Waduh! Burkina Faso Menghentikan Siaran France 24 Setelah Wawancara Dengan Al-Qaeda

Manaberita.com – SETELAH jaringan TV menayangkan wawancara dengan pemimpin cabang Afrika Utara al-Qaeda, pemerintah militer Burkina Faso menutup siaran Prancis 24. Yezid Mebarek, juga dikenal sebagai Abu Ubaydah Yusuf al-Anabi, diwawancarai oleh outlet berita bulan ini. Pada tahun 2020, setelah pendahulunya terbunuh oleh serangan Prancis, dia mengklaim gelar “emir al-Qaeda di Maghreb Islam” (AQIM).

Dilansir Aljazeera, Menteri komunikasi Burkina Faso, Jean-Emmanuel Ouedraogo, menyatakan dalam sebuah pernyataan pada hari Senin bahwa dengan mewawancarai kepala AQIM, “France 24 tidak hanya bertindak sebagai corong bagi para teroris ini, tetapi lebih buruk lagi, itu menyediakan ruang bagi legitimasi aksi teroris dan ujaran kebencian.” Menurut saluran tersebut, tindakan tersebut dimotivasi oleh “tuduhan tidak berdasar”.

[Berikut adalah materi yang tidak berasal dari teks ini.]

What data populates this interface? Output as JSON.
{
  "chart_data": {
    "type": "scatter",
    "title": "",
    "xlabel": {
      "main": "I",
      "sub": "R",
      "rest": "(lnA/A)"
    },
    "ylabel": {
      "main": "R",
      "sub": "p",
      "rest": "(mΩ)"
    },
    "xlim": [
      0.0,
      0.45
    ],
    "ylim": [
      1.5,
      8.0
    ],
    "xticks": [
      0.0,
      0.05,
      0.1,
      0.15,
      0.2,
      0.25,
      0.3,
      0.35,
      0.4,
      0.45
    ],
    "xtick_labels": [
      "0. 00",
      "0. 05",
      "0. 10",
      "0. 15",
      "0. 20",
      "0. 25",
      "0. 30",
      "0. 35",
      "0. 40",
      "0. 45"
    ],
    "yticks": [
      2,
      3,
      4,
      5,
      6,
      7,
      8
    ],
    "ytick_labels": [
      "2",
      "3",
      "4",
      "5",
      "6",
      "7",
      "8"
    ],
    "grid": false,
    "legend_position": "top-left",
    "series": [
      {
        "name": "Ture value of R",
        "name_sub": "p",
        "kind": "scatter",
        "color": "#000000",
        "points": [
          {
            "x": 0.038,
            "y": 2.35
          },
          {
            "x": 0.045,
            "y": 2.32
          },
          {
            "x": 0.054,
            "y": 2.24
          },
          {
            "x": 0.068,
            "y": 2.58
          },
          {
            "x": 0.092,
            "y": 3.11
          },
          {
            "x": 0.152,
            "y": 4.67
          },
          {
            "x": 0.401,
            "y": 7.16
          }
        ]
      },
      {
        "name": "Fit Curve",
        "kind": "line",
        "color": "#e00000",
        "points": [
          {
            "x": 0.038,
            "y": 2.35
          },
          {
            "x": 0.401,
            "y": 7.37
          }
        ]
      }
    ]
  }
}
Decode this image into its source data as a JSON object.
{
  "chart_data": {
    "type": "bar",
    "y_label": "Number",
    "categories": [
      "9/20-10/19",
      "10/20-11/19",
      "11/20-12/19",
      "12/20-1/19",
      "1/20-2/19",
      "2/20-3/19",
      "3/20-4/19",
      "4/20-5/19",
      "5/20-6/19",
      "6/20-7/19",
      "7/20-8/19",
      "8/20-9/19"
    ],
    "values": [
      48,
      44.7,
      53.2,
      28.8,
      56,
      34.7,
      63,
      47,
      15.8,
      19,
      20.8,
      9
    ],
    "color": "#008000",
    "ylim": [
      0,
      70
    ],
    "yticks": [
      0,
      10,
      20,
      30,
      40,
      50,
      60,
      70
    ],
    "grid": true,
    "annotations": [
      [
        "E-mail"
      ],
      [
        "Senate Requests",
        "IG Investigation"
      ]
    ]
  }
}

“Saluran itu tidak pernah memberinya kesempatan secara langsung,” klaim France 24 dalam sebuah pernyataan pada hari Senin, menambahkan bahwa mereka memilih untuk hanya melaporkan apa yang dikatakan orang yang diwawancarai melalui percakapan studio dengan salah satu jurnalisnya. Sejak militer Burkina Faso menggulingkan pemerintah dalam kudeta pada bulan Oktober, hubungan antara Paris dan Ouagadougou memburuk secara drastis.

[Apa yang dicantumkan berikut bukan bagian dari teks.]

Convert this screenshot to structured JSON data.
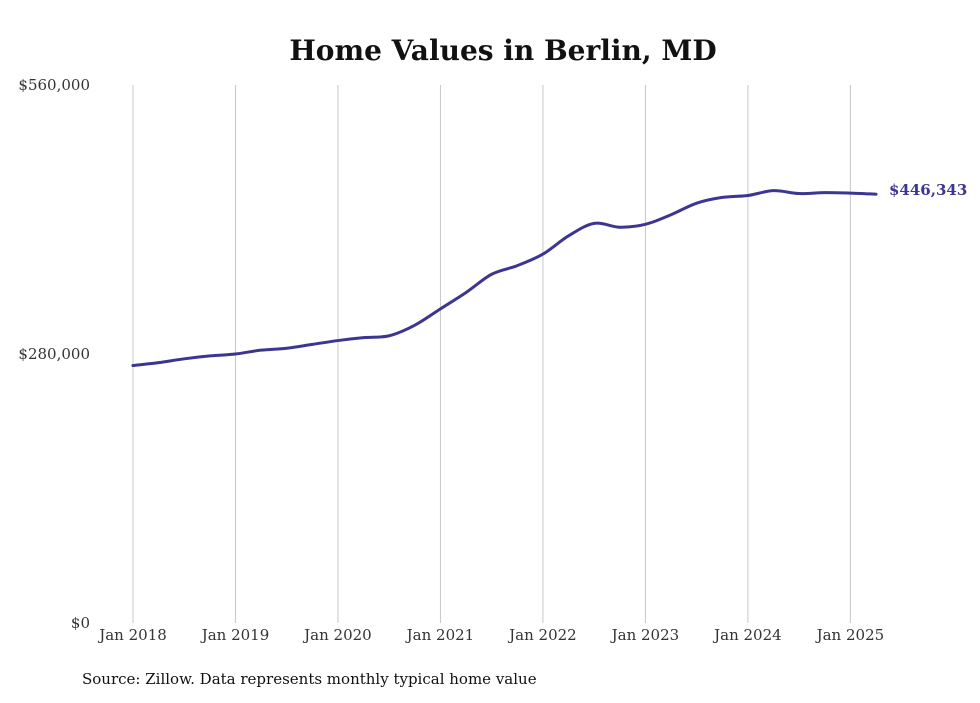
{
  "chart_data": {
    "type": "line",
    "title": "Home Values in Berlin, MD",
    "xlabel": "",
    "ylabel": "",
    "ylim": [
      0,
      560000
    ],
    "xlim": [
      "2018-01",
      "2025-04"
    ],
    "y_ticks": [
      {
        "value": 0,
        "label": "$0"
      },
      {
        "value": 280000,
        "label": "$280,000"
      },
      {
        "value": 560000,
        "label": "$560,000"
      }
    ],
    "x_ticks": [
      {
        "date": "2018-01",
        "label": "Jan 2018"
      },
      {
        "date": "2019-01",
        "label": "Jan 2019"
      },
      {
        "date": "2020-01",
        "label": "Jan 2020"
      },
      {
        "date": "2021-01",
        "label": "Jan 2021"
      },
      {
        "date": "2022-01",
        "label": "Jan 2022"
      },
      {
        "date": "2023-01",
        "label": "Jan 2023"
      },
      {
        "date": "2024-01",
        "label": "Jan 2024"
      },
      {
        "date": "2025-01",
        "label": "Jan 2025"
      }
    ],
    "grid": "vertical",
    "line_color": "#3d3592",
    "series": [
      {
        "values": [
          {
            "x": "2018-01",
            "y": 268000
          },
          {
            "x": "2018-04",
            "y": 271000
          },
          {
            "x": "2018-07",
            "y": 275000
          },
          {
            "x": "2018-10",
            "y": 278000
          },
          {
            "x": "2019-01",
            "y": 280000
          },
          {
            "x": "2019-04",
            "y": 284000
          },
          {
            "x": "2019-07",
            "y": 286000
          },
          {
            "x": "2019-10",
            "y": 290000
          },
          {
            "x": "2020-01",
            "y": 294000
          },
          {
            "x": "2020-04",
            "y": 297000
          },
          {
            "x": "2020-07",
            "y": 299000
          },
          {
            "x": "2020-10",
            "y": 310000
          },
          {
            "x": "2021-01",
            "y": 327000
          },
          {
            "x": "2021-04",
            "y": 344000
          },
          {
            "x": "2021-07",
            "y": 363000
          },
          {
            "x": "2021-10",
            "y": 372000
          },
          {
            "x": "2022-01",
            "y": 384000
          },
          {
            "x": "2022-04",
            "y": 403000
          },
          {
            "x": "2022-07",
            "y": 416000
          },
          {
            "x": "2022-10",
            "y": 412000
          },
          {
            "x": "2023-01",
            "y": 415000
          },
          {
            "x": "2023-04",
            "y": 425000
          },
          {
            "x": "2023-07",
            "y": 437000
          },
          {
            "x": "2023-10",
            "y": 443000
          },
          {
            "x": "2024-01",
            "y": 445000
          },
          {
            "x": "2024-04",
            "y": 450000
          },
          {
            "x": "2024-07",
            "y": 447000
          },
          {
            "x": "2024-10",
            "y": 448000
          },
          {
            "x": "2025-01",
            "y": 447500
          },
          {
            "x": "2025-04",
            "y": 446343
          }
        ]
      }
    ],
    "end_label": "$446,343"
  },
  "footer": {
    "source": "Source: Zillow. Data represents monthly typical home value"
  }
}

Pada bulan Desember 2022, Radio France International, sebuah stasiun radio yang juga didukung oleh pemerintah Prancis, menghentikan siarannya di Ouagadougou karena apa yang dianggap kota sebagai laporan palsu dan memberikan suara kepada kelompok bersenjata. Sebulan kemudian, Burkina Faso mengakhiri perjanjian militer yang memungkinkan pasukan Prancis untuk melawan kelompok bersenjata di wilayahnya dan memberi Prancis, bekas penjajahnya, satu bulan untuk menarik pasukannya.

Baca Juga:
Suriah Memperingati Serangan Amerika Terhadap Fasilitas Terkait Iran

Telah terjadi peningkatan sentimen anti-Prancis dalam beberapa tahun terakhir di seluruh wilayah Afrika Tengah dan Barat, beberapa di antaranya pernah berada di bawah kekuasaan kolonial Prancis hanya lima puluh tahun yang lalu. France 24 dan radio RFI internasional yang didanai negara Prancis dituduh melaporkan “tuduhan palsu” bahwa tentara membunuh puluhan warga sipil pada bulan Maret tahun lalu, dan Mali, negara tetangga, juga bergerak untuk menangguhkan siaran tersebut. PBB dan Human Rights Watch, sebuah organisasi hak asasi manusia yang berkantor pusat di AS, melontarkan tuduhan tersebut.